The police were nothing less than helpful, guiding me to inexpensive hotels in their unmarked Dacias full of assault rifles when I was lost, and never complaining about my less-than- fully-functional motorcycle. Gaby insists that there is little incentive for police to indulge in corruption. ``I have a good job," he explains, shrugging as if that is all one can ask for in the modern Romania. ``Why should I risk that?" There are some surprising perks for him, too. In the days of Ceaucescu, he explains, policemen could face severe punishment for firing their guns inappropriately. ``Now," he jokes, ``you make trouble---pow!"
He cautions me to steer clear of the black market money changers, who seem to mill about in the streets of every Eastern European city. In Romania they brazenly defy the law and mob you as you squirm your way into the exchange bureaus, flashing their calculators, sometimes offering a few percent higher than the official rate, sometimes misplacing a decimal point to their own benefit. It never seems to be worth the hassle or risk.

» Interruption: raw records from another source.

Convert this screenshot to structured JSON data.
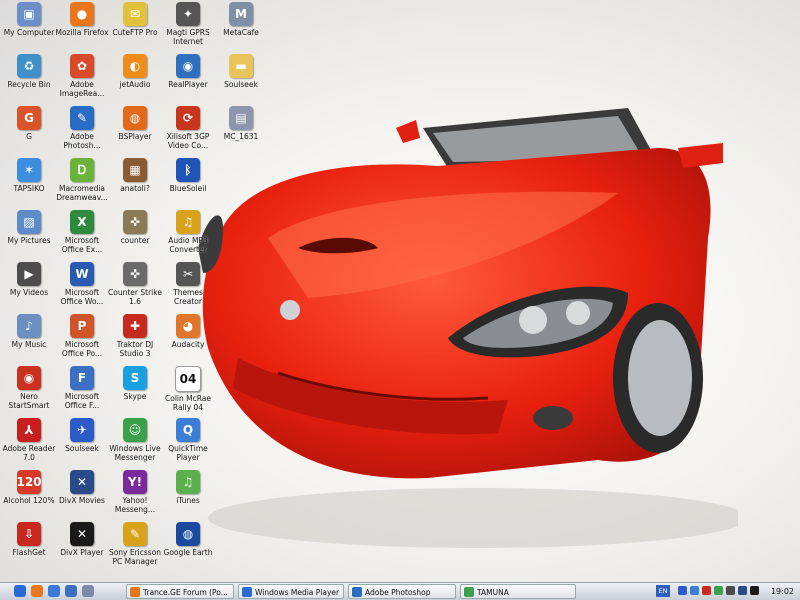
{
  "icons": [
    {
      "label": "My Computer",
      "icon": "computer-icon",
      "color": "#6b8fc9",
      "glyph": "▣"
    },
    {
      "label": "Mozilla Firefox",
      "icon": "firefox-icon",
      "color": "#e9761c",
      "glyph": "●"
    },
    {
      "label": "CuteFTP Pro",
      "icon": "ftp-icon",
      "color": "#e2c23c",
      "glyph": "✉"
    },
    {
      "label": "Magti GPRS Internet",
      "icon": "network-icon",
      "color": "#555555",
      "glyph": "✦"
    },
    {
      "label": "MetaCafe",
      "icon": "metacafe-icon",
      "color": "#7f8fa6",
      "glyph": "M"
    },
    {
      "label": "Recycle Bin",
      "icon": "recycle-bin-icon",
      "color": "#3f8fc8",
      "glyph": "♻"
    },
    {
      "label": "Adobe ImageRea...",
      "icon": "imageready-icon",
      "color": "#d84a2a",
      "glyph": "✿"
    },
    {
      "label": "jetAudio",
      "icon": "jetaudio-icon",
      "color": "#f08c1a",
      "glyph": "◐"
    },
    {
      "label": "RealPlayer",
      "icon": "realplayer-icon",
      "color": "#2f6fc0",
      "glyph": "◉"
    },
    {
      "label": "Soulseek",
      "icon": "folder-icon",
      "color": "#e8c45a",
      "glyph": "▬"
    },
    {
      "label": "G",
      "icon": "g-icon",
      "color": "#d9542a",
      "glyph": "G"
    },
    {
      "label": "Adobe Photosh...",
      "icon": "photoshop-icon",
      "color": "#2a6cc4",
      "glyph": "✎"
    },
    {
      "label": "BSPlayer",
      "icon": "bsplayer-icon",
      "color": "#e2681a",
      "glyph": "◍"
    },
    {
      "label": "Xilisoft 3GP Video Co...",
      "icon": "xilisoft-icon",
      "color": "#c8361e",
      "glyph": "⟳"
    },
    {
      "label": "MC_1631",
      "icon": "image-file-icon",
      "color": "#8d96ad",
      "glyph": "▤"
    },
    {
      "label": "TAPSIKO",
      "icon": "msn-butterfly-icon",
      "color": "#3e8ee0",
      "glyph": "✶"
    },
    {
      "label": "Macromedia Dreamweav...",
      "icon": "dreamweaver-icon",
      "color": "#6ab33a",
      "glyph": "Ꭰ"
    },
    {
      "label": "anatoli?",
      "icon": "picture-icon",
      "color": "#8a5a33",
      "glyph": "▦"
    },
    {
      "label": "BlueSoleil",
      "icon": "bluetooth-icon",
      "color": "#2055b8",
      "glyph": "ᛒ"
    },
    {
      "label": "My Pictures",
      "icon": "my-pictures-icon",
      "color": "#5e8cc9",
      "glyph": "▨"
    },
    {
      "label": "Microsoft Office Ex...",
      "icon": "excel-icon",
      "color": "#2f8a3e",
      "glyph": "X"
    },
    {
      "label": "counter",
      "icon": "counter-strike-icon",
      "color": "#8a7a55",
      "glyph": "✜"
    },
    {
      "label": "Audio MP3 Converter",
      "icon": "mp3-converter-icon",
      "color": "#d8a21a",
      "glyph": "♫"
    },
    {
      "label": "My Videos",
      "icon": "my-videos-icon",
      "color": "#4d4d4d",
      "glyph": "▶"
    },
    {
      "label": "Microsoft Office Wo...",
      "icon": "word-icon",
      "color": "#2a5bb3",
      "glyph": "W"
    },
    {
      "label": "Counter Strike 1.6",
      "icon": "counter-strike-16-icon",
      "color": "#6a6a6a",
      "glyph": "✜"
    },
    {
      "label": "Themes Creator",
      "icon": "themes-icon",
      "color": "#555555",
      "glyph": "✂"
    },
    {
      "label": "My Music",
      "icon": "my-music-icon",
      "color": "#6a8fc0",
      "glyph": "♪"
    },
    {
      "label": "Microsoft Office Po...",
      "icon": "powerpoint-icon",
      "color": "#d0542a",
      "glyph": "P"
    },
    {
      "label": "Traktor DJ Studio 3",
      "icon": "traktor-icon",
      "color": "#c62a1e",
      "glyph": "✚"
    },
    {
      "label": "Audacity",
      "icon": "audacity-icon",
      "color": "#e0762a",
      "glyph": "◕"
    },
    {
      "label": "Nero StartSmart",
      "icon": "nero-icon",
      "color": "#c8321e",
      "glyph": "◉"
    },
    {
      "label": "Microsoft Office F...",
      "icon": "frontpage-icon",
      "color": "#3b6fc4",
      "glyph": "F"
    },
    {
      "label": "Skype",
      "icon": "skype-icon",
      "color": "#1aa0e0",
      "glyph": "S"
    },
    {
      "label": "Colin McRae Rally 04",
      "icon": "colin-mcrae-icon",
      "color": "#ffffff",
      "glyph": "04"
    },
    {
      "label": "Adobe Reader 7.0",
      "icon": "adobe-reader-icon",
      "color": "#c81e1e",
      "glyph": "⅄"
    },
    {
      "label": "Soulseek",
      "icon": "soulseek-bird-icon",
      "color": "#2a5bc8",
      "glyph": "✈"
    },
    {
      "label": "Windows Live Messenger",
      "icon": "messenger-icon",
      "color": "#3aa04a",
      "glyph": "☺"
    },
    {
      "label": "QuickTime Player",
      "icon": "quicktime-icon",
      "color": "#3a7ed8",
      "glyph": "Q"
    },
    {
      "label": "Alcohol 120%",
      "icon": "alcohol-icon",
      "color": "#d83a2a",
      "glyph": "120"
    },
    {
      "label": "DivX Movies",
      "icon": "divx-movies-icon",
      "color": "#2a4a8a",
      "glyph": "✕"
    },
    {
      "label": "Yahoo! Messeng...",
      "icon": "yahoo-icon",
      "color": "#7a2a9a",
      "glyph": "Y!"
    },
    {
      "label": "iTunes",
      "icon": "itunes-icon",
      "color": "#5ab04a",
      "glyph": "♫"
    },
    {
      "label": "FlashGet",
      "icon": "flashget-icon",
      "color": "#c8281e",
      "glyph": "⇩"
    },
    {
      "label": "DivX Player",
      "icon": "divx-player-icon",
      "color": "#1a1a1a",
      "glyph": "✕"
    },
    {
      "label": "Sony Ericsson PC Manager",
      "icon": "sony-ericsson-icon",
      "color": "#d8a21a",
      "glyph": "✎"
    },
    {
      "label": "Google Earth",
      "icon": "google-earth-icon",
      "color": "#1a4aa0",
      "glyph": "◍"
    }
  ],
  "taskbar": {
    "quick_launch": [
      {
        "icon": "start-orb-icon",
        "color": "#2a6ad8"
      },
      {
        "icon": "firefox-ql-icon",
        "color": "#e9761c"
      },
      {
        "icon": "ie-ql-icon",
        "color": "#3b7ad8"
      },
      {
        "icon": "outlook-ql-icon",
        "color": "#3f6fc0"
      },
      {
        "icon": "desktop-ql-icon",
        "color": "#7a8aa8"
      }
    ],
    "tasks": [
      {
        "label": "Trance.GE Forum (Po...",
        "icon": "firefox-task-icon",
        "color": "#e9761c"
      },
      {
        "label": "Windows Media Player",
        "icon": "wmp-task-icon",
        "color": "#2a6ad8"
      },
      {
        "label": "Adobe Photoshop",
        "icon": "photoshop-task-icon",
        "color": "#2a6cc4"
      },
      {
        "label": "TAMUNA",
        "icon": "msn-task-icon",
        "color": "#3aa04a"
      }
    ],
    "tray": {
      "language": "EN",
      "icons": [
        {
          "icon": "soulseek-tray-icon",
          "color": "#2a5bc8"
        },
        {
          "icon": "phone-tray-icon",
          "color": "#3a7ed8"
        },
        {
          "icon": "antivirus-tray-icon",
          "color": "#c8281e"
        },
        {
          "icon": "messenger-tray-icon",
          "color": "#3aa04a"
        },
        {
          "icon": "volume-tray-icon",
          "color": "#4a4a4a"
        },
        {
          "icon": "network-tray-icon",
          "color": "#2a4a8a"
        },
        {
          "icon": "display-tray-icon",
          "color": "#1a1a1a"
        }
      ],
      "clock": "19:02"
    }
  }
}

Besides, many western currencies will be accepted in leiu of Romanian cash, and prices are typically given in your choice of (US) dollars, marks, or lei. These prices don't always agree. In my first night in Romania, I was offered a four-room suite with Persian rugs and luxurious wooden furnishings for DM20, but it was only the equivalent of DM15 if I paid in Romanian currency. (Stupidly I passed, reasoning that I should be able to find a single room for much less still. Sundown forced me into a much less stylish hotel, for more money.)
But that was all several nights ago. Tonight my hut, nestled in the Carpathian mountains southeast of Brasov, is setting me back the princely sum of $4.50. There may be no electricity, but there are also no diesel fumes, nor the endless faceless apartment blocks of communist-era urbanity.
The proprietor of the cabana offers me a cupful of sugared wild berries that he picked earlier in the day. For making wine, he mimes. Gaby and Monica jump up and fetch a watermelon from their hut, and we noisily slurp up the sweet fruits and drink Cuicas beer until the deep Transylvanian mists chase us into our beds.